El placer revelado (últimos días para leer)

37

Ahora Mariana regresa a la cocina. Se siente exhausta, y liviana también. Mira por aquella ventana que abre del todo, para dejar que entre la noche; y que quede así, abierta, de par en par, para que salga también algo de ella, se vaya. Luego alza los brazos, hasta las alacenas, hay cosas que no ha guardado en esas cajas que yacen en el living. Una por una, sobre una bandeja ovalada, coloca todas esas tazas sucias que ella ha conservado todos estos años, desde aquella primera visita, donde el doctor Y. ha bebido su té. Ahí están todas esas tazas, cada una de ellas, con su momento grabado en los restos secos de sus fondos azucarados, llenas, a su vez, con el tiempo en lo que se creía una mujer amada. Mariana acerca la bandeja a la ventana abierta, cuidando de que no se caiga ninguna taza en el camino, y luego inclina la bandeja hacia afuera, hacia la calle. Las tazas se deslizan, alguna se vuelca, otras ruedan, todas finalmente caen, desaparecen en el vacío. Mariana soporta el estruendo que llega desde allá abajo, hasta ella, como si estallara también algo delicado dentro suyo. Ha quedado de espaldas a nosotros, y nos parece que esa mujer se ha puesto a reír, o puede ser que llore, no lo sabemos. Cuando gira nos damos cuenta. Ahora deja la bandeja en la mesada, mira a su alrededor, esta cocina de la que comienza a despedirse. Se pasa la palma de la mano por el vestido blanco, de algodón, lleno de flores rosas; lo alisa, como si se alistara para salir a la calle. Luego se acomoda también el pelo, que lleva atado con una cinta, y cierra la ventana.

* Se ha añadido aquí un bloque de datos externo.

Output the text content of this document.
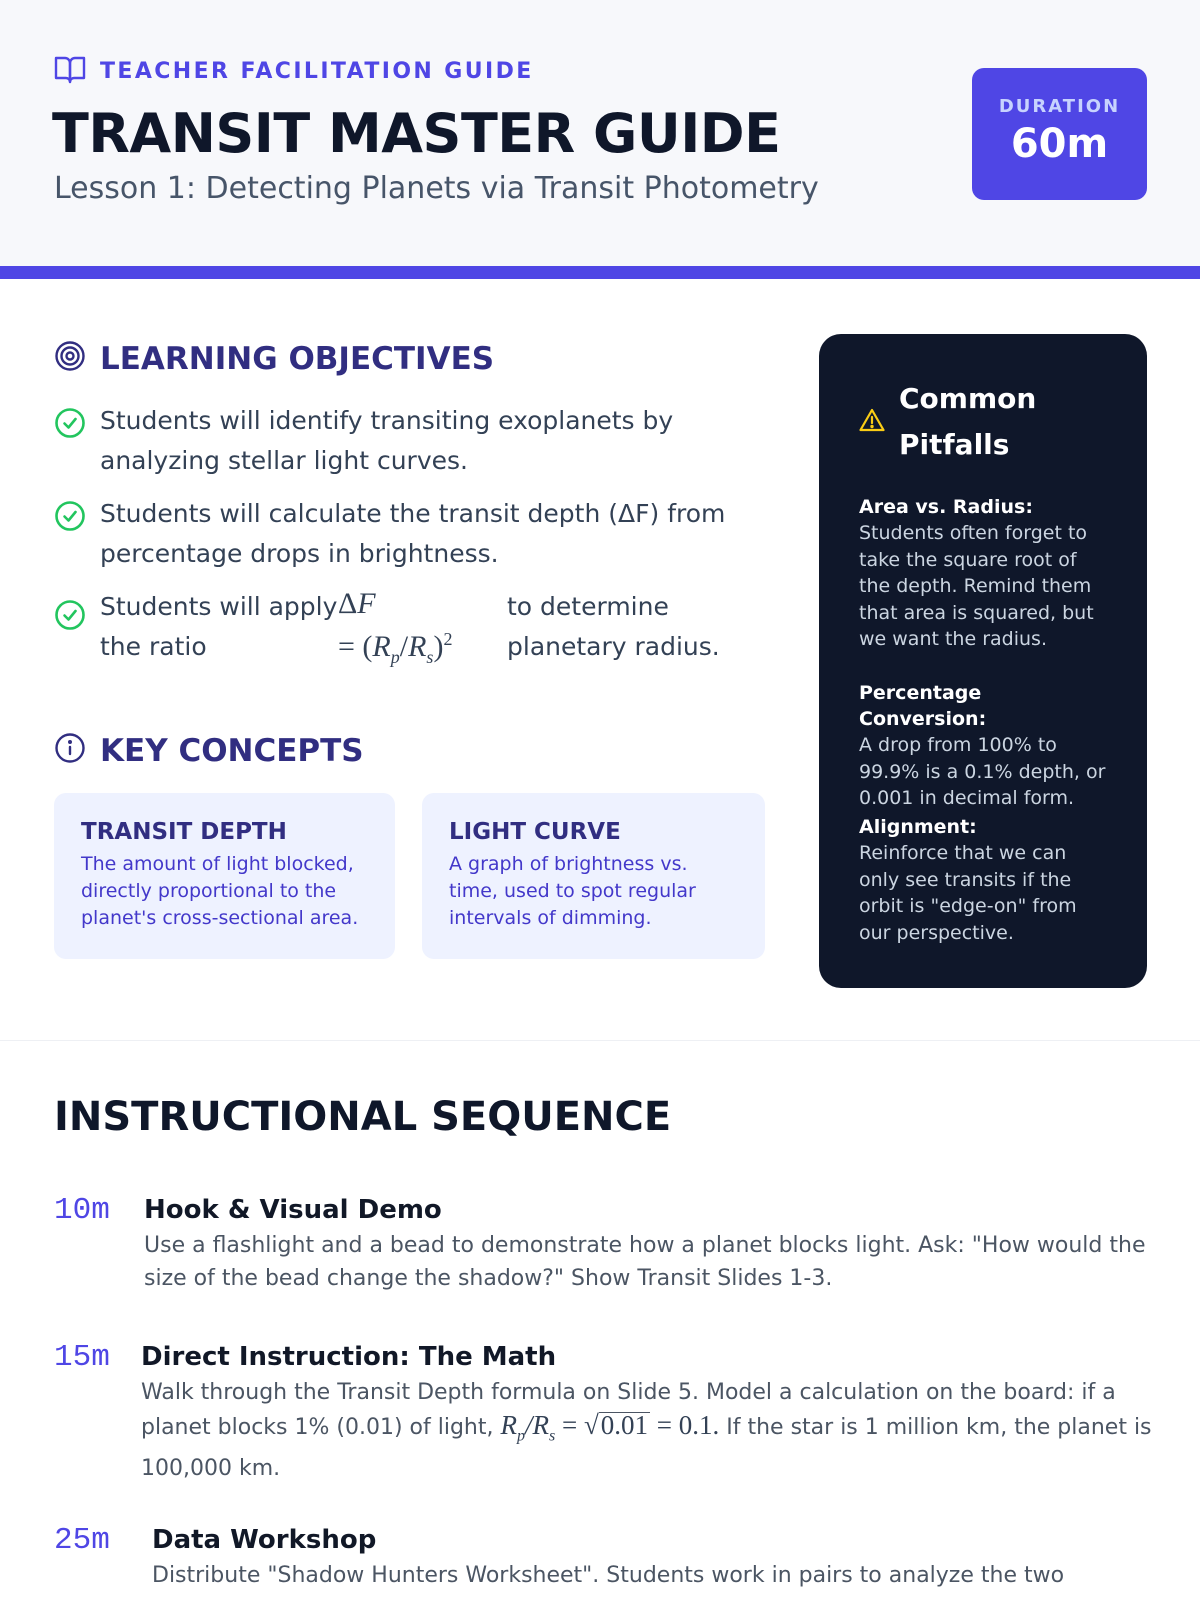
TEACHER FACILITATION GUIDE
TRANSIT MASTER GUIDE
Lesson 1: Detecting Planets via Transit Photometry
DURATION
60m
LEARNING OBJECTIVES
Students will identify transiting exoplanets by analyzing stellar light curves.
Students will calculate the transit depth (ΔF) from percentage drops in brightness.
Students will apply ΔF	to determine
the ratio	= $(R_p/R_s)^2$ planetary radius.
KEY CONCEPTS
TRANSIT DEPTH
The amount of light blocked, directly proportional to the planet's cross-sectional area.
LIGHT CURVE
A graph of brightness vs. time, used to spot regular intervals of dimming.
Common
Pitfalls
Area vs. Radius:
Students often forget to take the square root of the depth. Remind them that area is squared, but we want the radius.
Percentage Conversion:
A drop from 100% to 99.9% is a 0.1% depth, or 0.001 in decimal form.
Alignment:
Reinforce that we can only see transits if the orbit is "edge-on" from our perspective.
INSTRUCTIONAL SEQUENCE
10m Hook & Visual Demo
Use a flashlight and a bead to demonstrate how a planet blocks light. Ask: "How would the size of the bead change the shadow?" Show Transit Slides 1-3.
15m Direct Instruction: The Math
Walk through the Transit Depth formula on Slide 5. Model a calculation on the board: if a planet blocks 1% (0.01) of light, $R_p/R_s = √0.01 = 0.1$. If the star is 1 million km, the planet is 100,000 km.
25m Data Workshop
Distribute "Shadow Hunters Worksheet". Students work in pairs to analyze the two
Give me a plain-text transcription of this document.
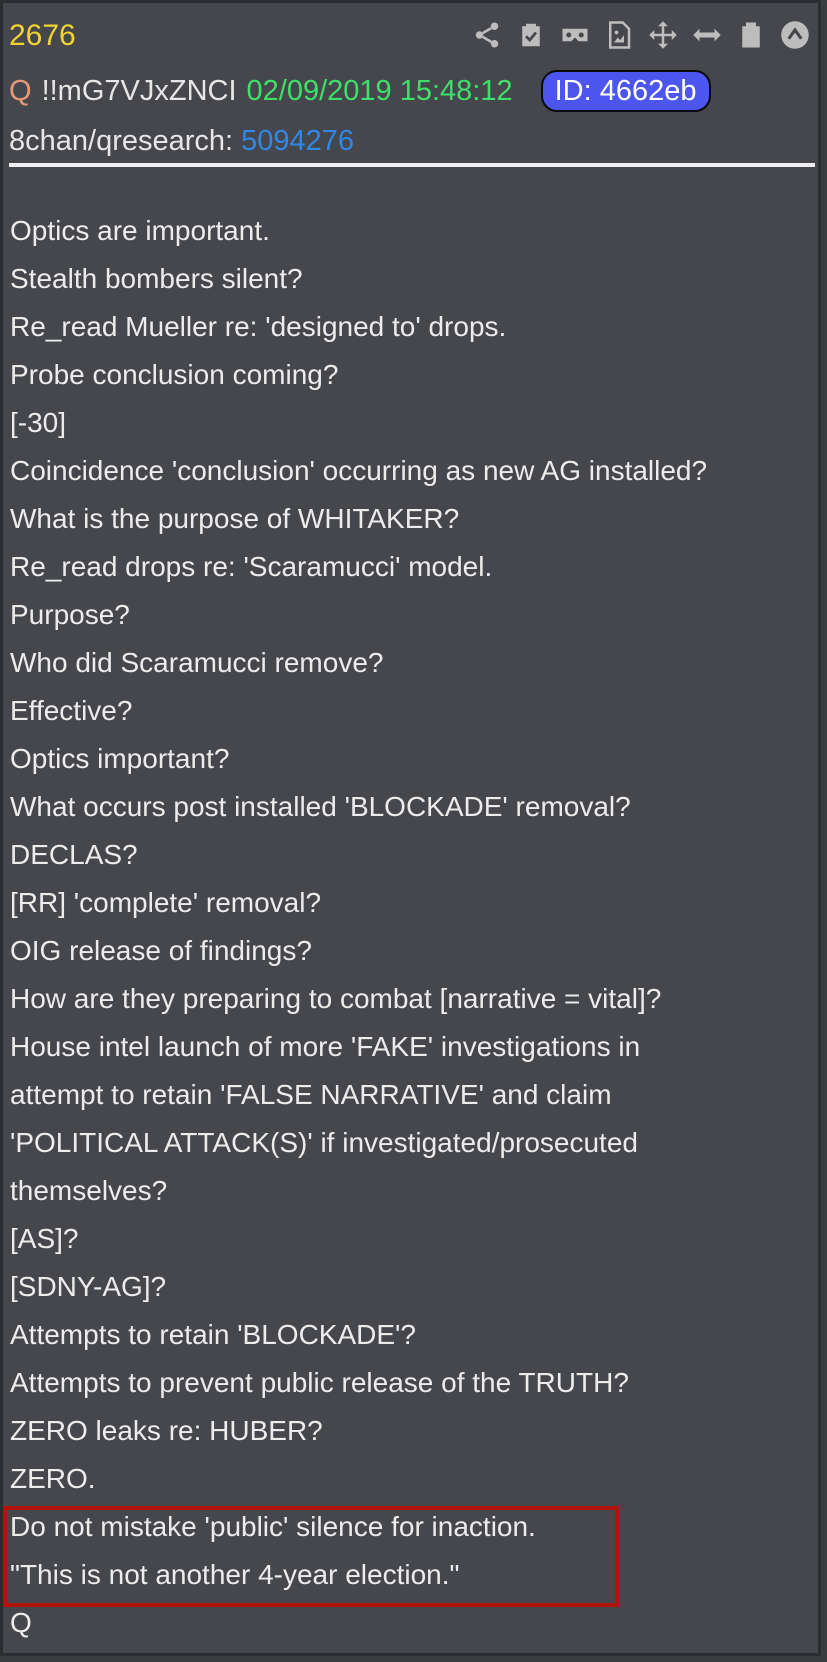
2676
Q !!mG7VJxZNCI 02/09/2019 15:48:12	ID: 4662eb
8chan/qresearch: 5094276
Optics are important.
Stealth bombers silent?
Re_read Mueller re: 'designed to' drops.
Probe conclusion coming?
[-30]
Coincidence 'conclusion' occurring as new AG installed?
What is the purpose of WHITAKER?
Re_read drops re: 'Scaramucci' model.
Purpose?
Who did Scaramucci remove?
Effective?
Optics important?
What occurs post installed 'BLOCKADE' removal?
DECLAS?
[RR] 'complete' removal?
OIG release of findings?
How are they preparing to combat [narrative = vital]?
House intel launch of more 'FAKE' investigations in
attempt to retain 'FALSE NARRATIVE' and claim
'POLITICAL ATTACK(S)' if investigated/prosecuted
themselves?
[AS]?
[SDNY-AG]?
Attempts to retain 'BLOCKADE'?
Attempts to prevent public release of the TRUTH?
ZERO leaks re: HUBER?
ZERO.
Do not mistake 'public' silence for inaction.
"This is not another 4-year election."
Q
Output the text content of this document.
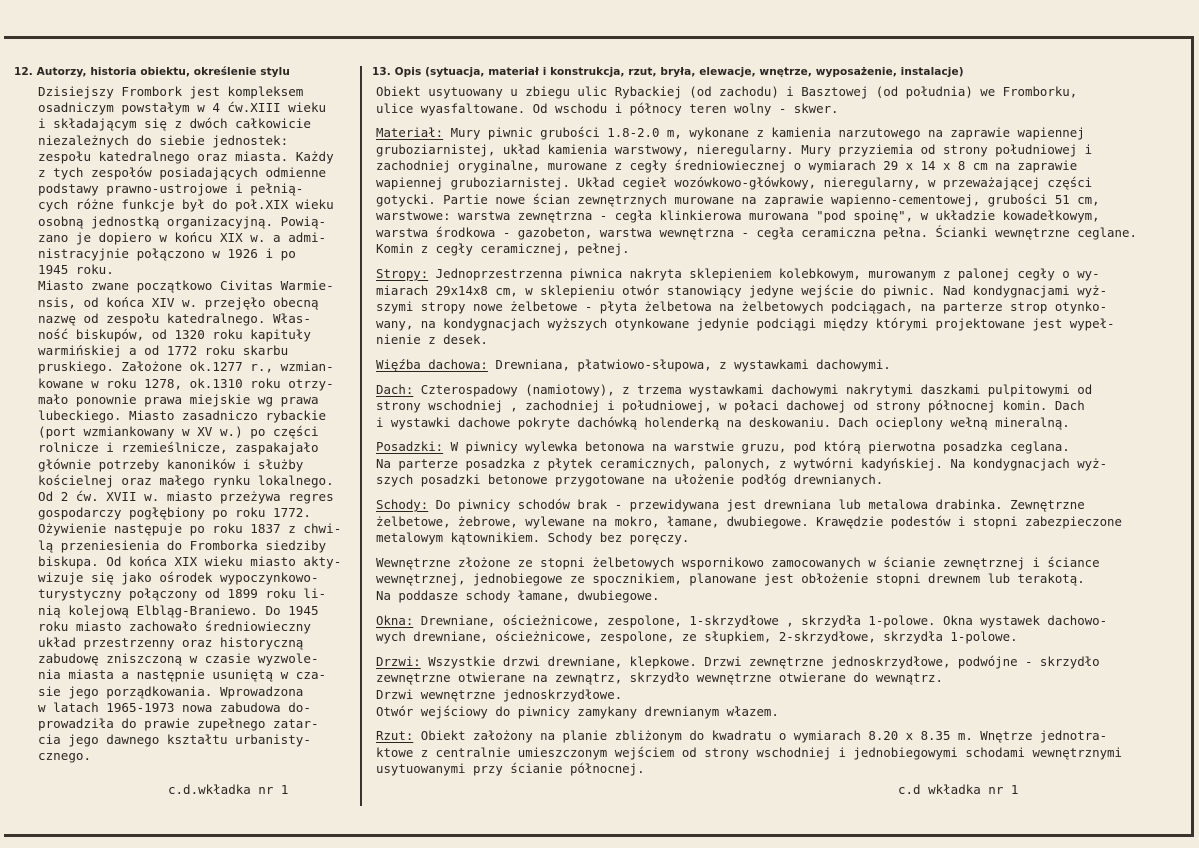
12. Autorzy, historia obiektu, określenie stylu	13. Opis (sytuacja, materiał i konstrukcja, rzut, bryła, elewacje, wnętrze, wyposażenie, instalacje)
Dzisiejszy Frombork jest kompleksem
osadniczym powstałym w 4 ćw.XIII wieku
i składającym się z dwóch całkowicie
niezależnych do siebie jednostek:
zespołu katedralnego oraz miasta. Każdy
z tych zespołów posiadających odmienne
podstawy prawno-ustrojowe i pełnią-
cych różne funkcje był do poł.XIX wieku
osobną jednostką organizacyjną. Powią-
zano je dopiero w końcu XIX w. a admi-
nistracyjnie połączono w 1926 i po
1945 roku.
Miasto zwane początkowo Civitas Warmie-
nsis, od końca XIV w. przejęło obecną
nazwę od zespołu katedralnego. Włas-
ność biskupów, od 1320 roku kapituły
warmińskiej a od 1772 roku skarbu
pruskiego. Założone ok.1277 r., wzmian-
kowane w roku 1278, ok.1310 roku otrzy-
mało ponownie prawa miejskie wg prawa
lubeckiego. Miasto zasadniczo rybackie
(port wzmiankowany w XV w.) po części
rolnicze i rzemieślnicze, zaspakajało
głównie potrzeby kanoników i służby
kościelnej oraz małego rynku lokalnego.
Od 2 ćw. XVII w. miasto przeżywa regres
gospodarczy pogłębiony po roku 1772.
Ożywienie następuje po roku 1837 z chwi-
lą przeniesienia do Fromborka siedziby
biskupa. Od końca XIX wieku miasto akty-
wizuje się jako ośrodek wypoczynkowo-
turystyczny połączony od 1899 roku li-
nią kolejową Elbląg-Braniewo. Do 1945
roku miasto zachowało średniowieczny
układ przestrzenny oraz historyczną
zabudowę zniszczoną w czasie wyzwole-
nia miasta a następnie usuniętą w cza-
sie jego porządkowania. Wprowadzona
w latach 1965-1973 nowa zabudowa do-
prowadziła do prawie zupełnego zatar-
cia jego dawnego kształtu urbanisty-
cznego.
c.d.wkładka nr 1
Obiekt usytuowany u zbiegu ulic Rybackiej (od zachodu) i Basztowej (od południa) we Fromborku,
ulice wyasfaltowane. Od wschodu i północy teren wolny - skwer.
Materiał: Mury piwnic grubości 1.8-2.0 m, wykonane z kamienia narzutowego na zaprawie wapiennej
gruboziarnistej, układ kamienia warstwowy, nieregularny. Mury przyziemia od strony południowej i
zachodniej oryginalne, murowane z cegły średniowiecznej o wymiarach 29 x 14 x 8 cm na zaprawie
wapiennej gruboziarnistej. Układ cegieł wozówkowo-główkowy, nieregularny, w przeważającej części
gotycki. Partie nowe ścian zewnętrznych murowane na zaprawie wapienno-cementowej, grubości 51 cm,
warstwowe: warstwa zewnętrzna - cegła klinkierowa murowana "pod spoinę", w układzie kowadełkowym,
warstwa środkowa - gazobeton, warstwa wewnętrzna - cegła ceramiczna pełna. Ścianki wewnętrzne ceglane.
Komin z cegły ceramicznej, pełnej.
Stropy: Jednoprzestrzenna piwnica nakryta sklepieniem kolebkowym, murowanym z palonej cegły o wy-
miarach 29x14x8 cm, w sklepieniu otwór stanowiący jedyne wejście do piwnic. Nad kondygnacjami wyż-
szymi stropy nowe żelbetowe - płyta żelbetowa na żelbetowych podciągach, na parterze strop otynko-
wany, na kondygnacjach wyższych otynkowane jedynie podciągi między którymi projektowane jest wypeł-
nienie z desek.
Więźba dachowa: Drewniana, płatwiowo-słupowa, z wystawkami dachowymi.
Dach: Czterospadowy (namiotowy), z trzema wystawkami dachowymi nakrytymi daszkami pulpitowymi od
strony wschodniej , zachodniej i południowej, w połaci dachowej od strony północnej komin. Dach
i wystawki dachowe pokryte dachówką holenderką na deskowaniu. Dach ocieplony wełną mineralną.
Posadzki: W piwnicy wylewka betonowa na warstwie gruzu, pod którą pierwotna posadzka ceglana.
Na parterze posadzka z płytek ceramicznych, palonych, z wytwórni kadyńskiej. Na kondygnacjach wyż-
szych posadzki betonowe przygotowane na ułożenie podłóg drewnianych.
Schody: Do piwnicy schodów brak - przewidywana jest drewniana lub metalowa drabinka. Zewnętrzne
żelbetowe, żebrowe, wylewane na mokro, łamane, dwubiegowe. Krawędzie podestów i stopni zabezpieczone
metalowym kątownikiem. Schody bez poręczy.
Wewnętrzne złożone ze stopni żelbetowych wspornikowo zamocowanych w ścianie zewnętrznej i ściance
wewnętrznej, jednobiegowe ze spocznikiem, planowane jest obłożenie stopni drewnem lub terakotą.
Na poddasze schody łamane, dwubiegowe.
Okna: Drewniane, ościeżnicowe, zespolone, 1-skrzydłowe , skrzydła 1-polowe. Okna wystawek dachowo-
wych drewniane, ościeżnicowe, zespolone, ze słupkiem, 2-skrzydłowe, skrzydła 1-polowe.
Drzwi: Wszystkie drzwi drewniane, klepkowe. Drzwi zewnętrzne jednoskrzydłowe, podwójne - skrzydło
zewnętrzne otwierane na zewnątrz, skrzydło wewnętrzne otwierane do wewnątrz.
Drzwi wewnętrzne jednoskrzydłowe.
Otwór wejściowy do piwnicy zamykany drewnianym włazem.
Rzut: Obiekt założony na planie zbliżonym do kwadratu o wymiarach 8.20 x 8.35 m. Wnętrze jednotra-
ktowe z centralnie umieszczonym wejściem od strony wschodniej i jednobiegowymi schodami wewnętrznymi
usytuowanymi przy ścianie północnej.
c.d wkładka nr 1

Entonces gira, y nos ve. Nos mira porque sabe que estamos aquí, observándola. Tal vez lo supo siempre. Durante unos segundos sólo nos mira en silencio. ¿En qué piensa Mariana, en este momento? ¿En qué deberíamos pensar nosotros? Ya no lo sabemos. Su rostro es blando, humilde, de algún modo triunfal. Ahora camina hacia donde estamos, decidida, se acerca tanto que nos atraviesa. Y al traspasarnos nos convierte en aire plomizo, denso y azul. Perdemos la forma cuando este humo que ahora somos se abre y comienza a disiparse. Ella se dirige hacia la puerta. Antes de irse mira a su alrededor. El lugar se ha vuelto un sitio extraño para ella. Entonces se va. Las luces se apagan, solas. Lentamente.

Y al cabo unos instantes todo queda a oscuras, o ya no queda nada en realidad.